EVLİLİK İLE BOŞANMA ARASINDAKİ İNCE ÇİZGİ

Değerli okurum, boşanmak evlenmek kadar doğal bir durum olsa da son zamanlarda etrafımda “boşandık” kelimesini çok duymaya başladım. Sizce de öyle değil mi?

***

Yakın çevreye baktığınızda en az üç veya dört çiftin boşandığını görürsünüz. Tek cevap “anlaşamadık” oluyor. Peki, nedir bu “anlaşamadık” kelimesinin içinde gizlenen gerçekler?

***

Şiddetli geçimsizlik, maddi durum, aldatma, aynı düşüncede olamama vb. gibi daha birçok açıklama getirilebilir. Peki, bunların bahane olabileceğini ve asıl nedeni başka olabileceğini düşündünüz mü?

***

Mesela özgüven eksikliği, aç gözlülük, değersizlik gibi duygulara kapılıp olağan kişiliğin dışına çıkıldığı için evlilikler bitiyor olabilir mi?

***

Öz güveni eksik bir kişi daima şüphe duyar. Eşinin geç gelmesi aldatmayı düşündürür hal bu ki trafiğe yakalanmıştır, eski bir arkadaşını görüp sohbete dalmıştır ama açıklama yapsa da karşı taraf pes etmeyip ısrarla kafasında aldatma konusunu kurup o hırsla ya el kaldırır ya da lafla döver. Alın size şiddetli geçimsizlik alın size anlaşamama.

***

Bir başka örnek verecek olursam, severek evlendiğiniz eşinizi bir zamanlar sonra beğenmemeye, olduğu gibi kabul edememeye başladınız. Peki yüzüne bile bakmaya kıyamadığınız aşık olduğunuz bu insanda ne değişti?

***

Aslında o hep aynı kalmıştır değişen siz oldunuz. Kriterleriniz arttı, etrafa baktıkça düşünceleriniz değişti belki de iş hayatınızda yükseldiniz ve artık yıllardır yanınızda olan eşinizin sizi kaldıramadığım düşündünüz. Alın size aç gözlülük.

***

Bekar olanlara neden evlenmediklerini sorduğunuzda tek bir cevap alırsınız, “kafama uyan biri yok.” Peki nasıl bir kafa yapısı bu?
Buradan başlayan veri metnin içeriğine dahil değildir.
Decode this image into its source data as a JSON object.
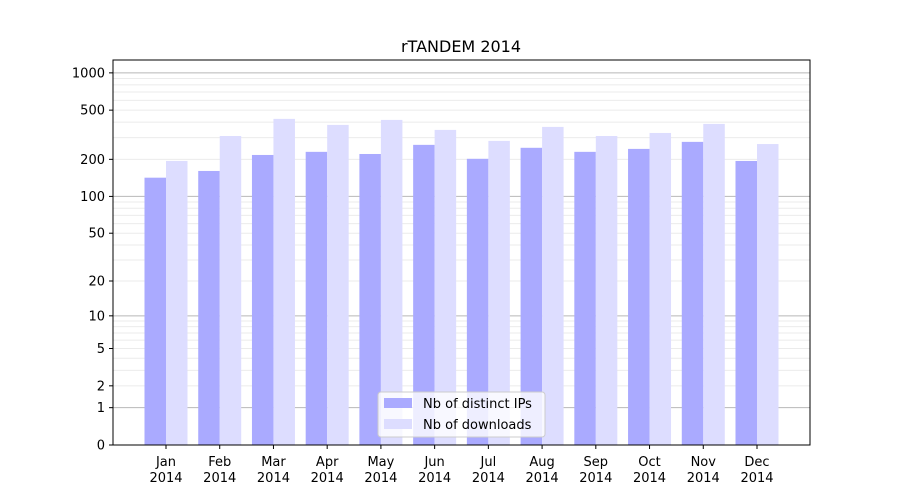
{
  "chart_data": {
    "type": "bar",
    "title": "rTANDEM 2014",
    "xlabel": "",
    "ylabel": "",
    "yscale": "log(y+1)",
    "ylim": [
      0,
      1270
    ],
    "yticks": [
      0,
      1,
      2,
      5,
      10,
      20,
      50,
      100,
      200,
      500,
      1000
    ],
    "grid": true,
    "legend_position": "bottom-center",
    "categories": [
      "Jan\n2014",
      "Feb\n2014",
      "Mar\n2014",
      "Apr\n2014",
      "May\n2014",
      "Jun\n2014",
      "Jul\n2014",
      "Aug\n2014",
      "Sep\n2014",
      "Oct\n2014",
      "Nov\n2014",
      "Dec\n2014"
    ],
    "series": [
      {
        "name": "Nb of distinct IPs",
        "color": "#aaaaff",
        "values": [
          142,
          161,
          217,
          230,
          221,
          262,
          202,
          248,
          230,
          243,
          277,
          194
        ]
      },
      {
        "name": "Nb of downloads",
        "color": "#ddddff",
        "values": [
          194,
          309,
          425,
          380,
          417,
          346,
          282,
          366,
          309,
          327,
          387,
          266
        ]
      }
    ]
  }
}
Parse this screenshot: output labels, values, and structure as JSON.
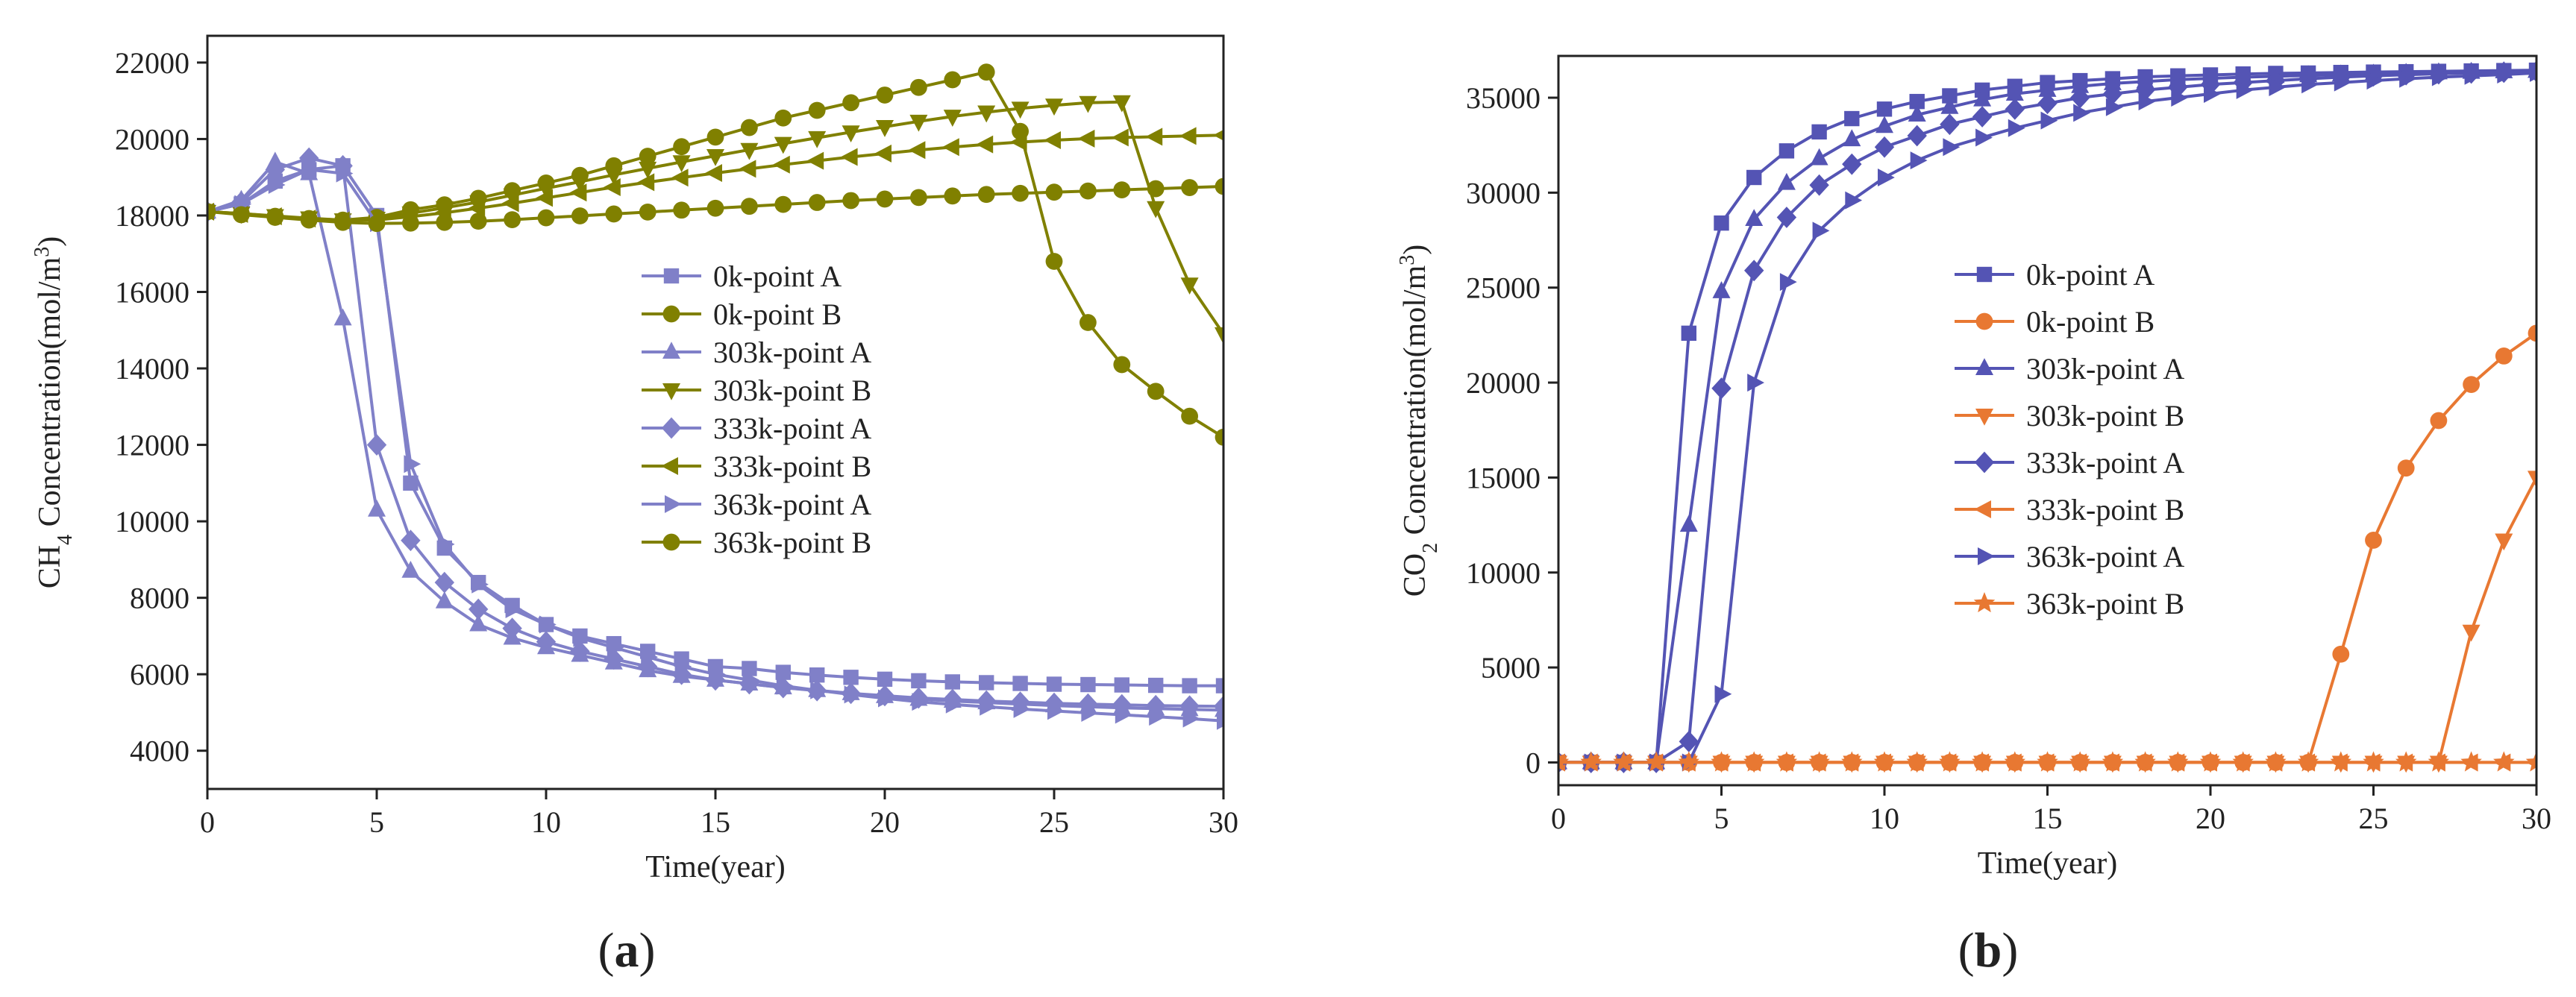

Kızlar beyaz atlı prensi beklerken o da prensesini arıyor. Ama unuttukları bir şey var kimse prens ve prenses değil.

***

Hayallerde değil gerçeklerde yaşıyoruz acımasız hayat şartlarında başımızı yaslayacak bir omuz, düşerken tutunacağımız bir el aramalıyız.  Ömür dediğimiz şey aslında çok kısa olduğunu idrak etmeliyiz. Bugün varsın yarın yok.

***

O yüzden hayatınızı aşkla, mutlulukla, sevgi ile yaşayın. Eşinize sevdiğinizi söyleyin, sarılın, birlikte kahkaha atın, eğlenin, ağlayın ama asla elini bırakmayın. Yarınınız olmayabilir. Günlerinizi tartışarak, küserek harcamayın değerli anlar biriktirin.

Kalbinizi hep aşk ve mutlulukla kalması dileği ile.